Given today’s economy and dismal economic future, Xers, Millennials and whoever comes next are, frankly, likely to be in worse shape in this regard. So be sure, if you’re lucky enough to be in your early 20s, to get started on this item today even if you’d rather spend this week’s tiny surplus downing session beers at the local watering hole. While it’s no guarantee, a certain amount of incremental self-denial today could prove to be a real godsend tomorrow.
Bottom line: Pay attention to all the boring talking points and advice we’ve just provided here before you start your own investment program. Remember that investing involves at least some level of risk. So make sure you’ve got your fiscal back covered before you start your own portfolio. In the 21st century, no one, including the feds, will have your back covered. You’re going to have to do that yourself.
Next: The wonderful world of common stocks.
Disclaimer: This series of columns is being offered for educational purposes only. The author of this column maintains several active trading and investment portfolios and owns residential and investment real estate.
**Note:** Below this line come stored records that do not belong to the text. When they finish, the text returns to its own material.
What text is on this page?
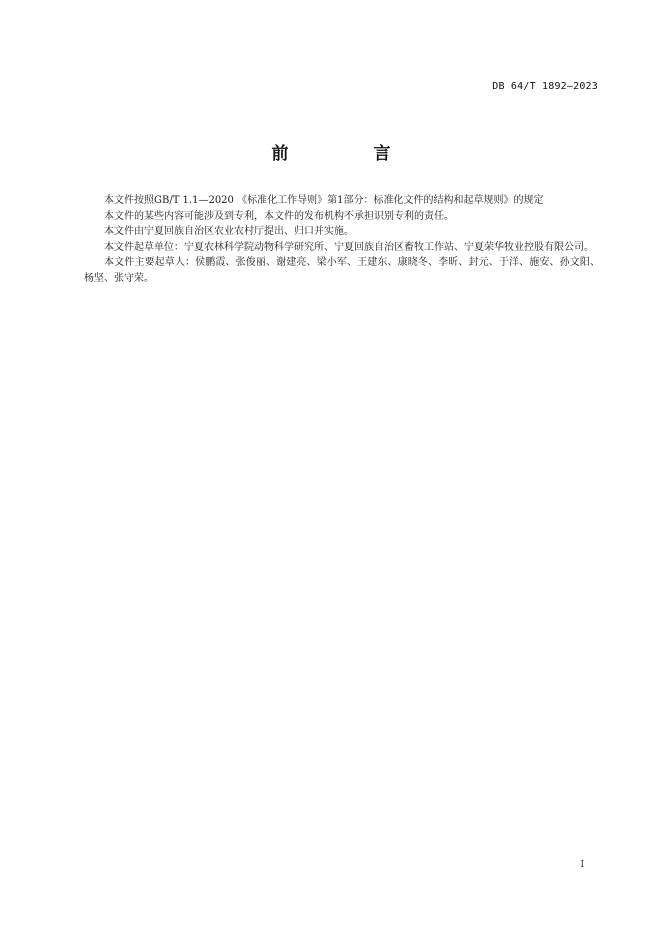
DB 64/T 1892—2023
前　言

本文件按照GB/T 1.1—2020 《标准化工作导则》第1部分：标准化文件的结构和起草规则》的规定

本文件的某些内容可能涉及到专利，本文件的发布机构不承担识别专利的责任。

本文件由宁夏回族自治区农业农村厅提出、归口并实施。

本文件起草单位：宁夏农林科学院动物科学研究所、宁夏回族自治区畜牧工作站、宁夏荣华牧业控股有限公司。

本文件主要起草人：侯鹏霞、张俊丽、谢建亮、梁小军、王建东、康晓冬、李昕、封元、于洋、施安、孙文阳、杨坚、张守荣。

I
Any existing or contemplated investment positions mentioned above describe this author’s own investment decisions and should not be construed as either buy or sell recommendations. The current market is highly treacherous and all investors travel at their own risk, so caution should be exercised at all times.
Illustrations, charts, commentary and analysis are only the author’s view of current or historical market activity and don’t constitute a recommendation to buy or sell any security or contract. Views, indications and analysis aren’t necessarily predictive of any future market or government action. Rather, they indicate the author’s opinion as to a range of possibilities that may occur going forward.
References to other reporters, analysts, pundits, or commentators are illustrative only and do not necessarily represent an endorsement of such individuals’ points of view. If specific investment vehicles are mentioned in any article under this column heading, the author will always fully disclose any active or contemplated investments in said vehicles.